Stewart v. State

HUGHES, J.

All that the evidence tends to prove touching the second offense, is that in a hedge tow by a stump in a lane on defendant’s farm, that ran about forty eight feet from the house of the defendant, was found by the searching party, a bottle of whiskey. This same party found in defendant’s house, a few corks which they said would fit pint and quart bottles. They found five one gallon jugs with no intoxicating liquor of any kind in them, *102but which a witness or two testified smelled like they had had whiskey in them. There were two large five gallon jugs also found in the woodshed, but no evidence of any intoxicating liquor in any of these resceptacles other than that they had the odor of whiskey. There was also a box containing broken bottles and chinaware, but the particular description of the contents of this box is lacking. There is no other evidence on this branch of the case.
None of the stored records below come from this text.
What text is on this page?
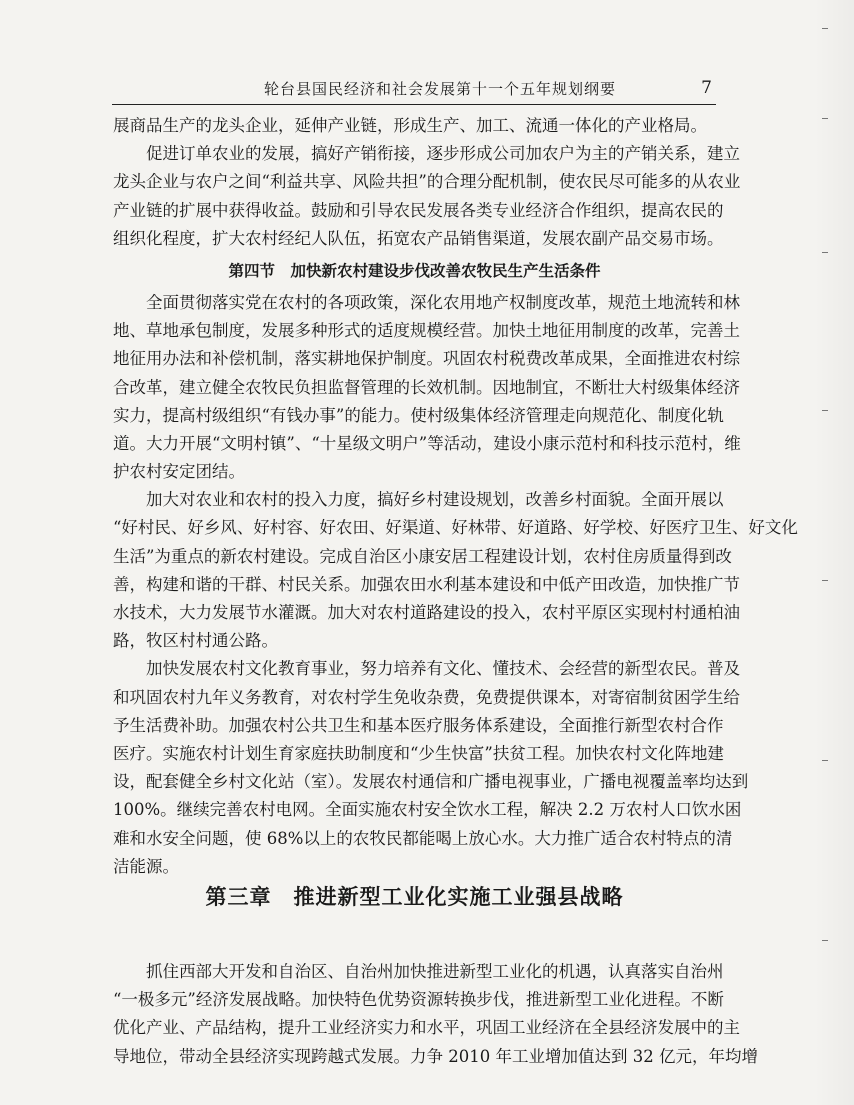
轮台县国民经济和社会发展第十一个五年规划纲要	7
展商品生产的龙头企业，延伸产业链，形成生产、加工、流通一体化的产业格局。
促进订单农业的发展，搞好产销衔接，逐步形成公司加农户为主的产销关系，建立
龙头企业与农户之间“利益共享、风险共担”的合理分配机制，使农民尽可能多的从农业
产业链的扩展中获得收益。鼓励和引导农民发展各类专业经济合作组织，提高农民的
组织化程度，扩大农村经纪人队伍，拓宽农产品销售渠道，发展农副产品交易市场。
第四节　加快新农村建设步伐改善农牧民生产生活条件
全面贯彻落实党在农村的各项政策，深化农用地产权制度改革，规范土地流转和林
地、草地承包制度，发展多种形式的适度规模经营。加快土地征用制度的改革，完善土
地征用办法和补偿机制，落实耕地保护制度。巩固农村税费改革成果，全面推进农村综
合改革，建立健全农牧民负担监督管理的长效机制。因地制宜，不断壮大村级集体经济
实力，提高村级组织“有钱办事”的能力。使村级集体经济管理走向规范化、制度化轨
道。大力开展“文明村镇”、“十星级文明户”等活动，建设小康示范村和科技示范村，维
护农村安定团结。
加大对农业和农村的投入力度，搞好乡村建设规划，改善乡村面貌。全面开展以
“好村民、好乡风、好村容、好农田、好渠道、好林带、好道路、好学校、好医疗卫生、好文化
生活”为重点的新农村建设。完成自治区小康安居工程建设计划，农村住房质量得到改
善，构建和谐的干群、村民关系。加强农田水利基本建设和中低产田改造，加快推广节
水技术，大力发展节水灌溉。加大对农村道路建设的投入，农村平原区实现村村通柏油
路，牧区村村通公路。
加快发展农村文化教育事业，努力培养有文化、懂技术、会经营的新型农民。普及
和巩固农村九年义务教育，对农村学生免收杂费，免费提供课本，对寄宿制贫困学生给
予生活费补助。加强农村公共卫生和基本医疗服务体系建设，全面推行新型农村合作
医疗。实施农村计划生育家庭扶助制度和“少生快富”扶贫工程。加快农村文化阵地建
设，配套健全乡村文化站（室）。发展农村通信和广播电视事业，广播电视覆盖率均达到
100%。继续完善农村电网。全面实施农村安全饮水工程，解决 2.2 万农村人口饮水困
难和水安全问题，使 68%以上的农牧民都能喝上放心水。大力推广适合农村特点的清
洁能源。
第三章　推进新型工业化实施工业强县战略
抓住西部大开发和自治区、自治州加快推进新型工业化的机遇，认真落实自治州
“一极多元”经济发展战略。加快特色优势资源转换步伐，推进新型工业化进程。不断
优化产业、产品结构，提升工业经济实力和水平，巩固工业经济在全县经济发展中的主
导地位，带动全县经济实现跨越式发展。力争 2010 年工业增加值达到 32 亿元，年均增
We hold that this is sufficient to overcome the presumption of innocence.

The proof of the first offense shows that instead of pleading guilty before Squire Petit, to the charge of unlawful' possession of intoxicating liquors, he did on that day enter a plea of guilty of furnishing intoxicating liquors for beverage purposes.
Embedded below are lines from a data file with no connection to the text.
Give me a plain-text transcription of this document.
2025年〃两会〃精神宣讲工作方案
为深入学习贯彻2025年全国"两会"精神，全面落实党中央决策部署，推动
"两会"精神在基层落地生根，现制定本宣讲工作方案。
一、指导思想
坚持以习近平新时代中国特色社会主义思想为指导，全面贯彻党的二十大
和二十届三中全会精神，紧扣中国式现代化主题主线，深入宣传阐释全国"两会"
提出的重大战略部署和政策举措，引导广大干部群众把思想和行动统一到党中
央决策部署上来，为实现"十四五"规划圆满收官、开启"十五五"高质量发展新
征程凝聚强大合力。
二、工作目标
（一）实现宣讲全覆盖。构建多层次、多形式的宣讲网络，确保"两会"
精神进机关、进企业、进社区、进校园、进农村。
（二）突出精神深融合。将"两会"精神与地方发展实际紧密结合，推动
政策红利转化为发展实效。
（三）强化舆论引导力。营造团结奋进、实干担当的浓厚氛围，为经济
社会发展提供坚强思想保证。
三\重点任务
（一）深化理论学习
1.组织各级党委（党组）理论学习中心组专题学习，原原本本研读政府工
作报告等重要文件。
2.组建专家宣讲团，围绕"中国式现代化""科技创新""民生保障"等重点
We have been furnished with no authorities holding this either a sufficient or insufficient proof of the charge, but we hold that when one is charged with a former violation of the Crabbe Act, reciting the exact date of his conviction or plea of guilty before a certain court, it is sufficient proof of the former offense to show a former violation of the Crabbe Act at such time and place charged and it is not a variance in the proofs though the proof is “furnishing” and the charge is “possession.”

For the reasons above given, the judgment is affirmed.

Before Judges Hughes, Justice and Crow.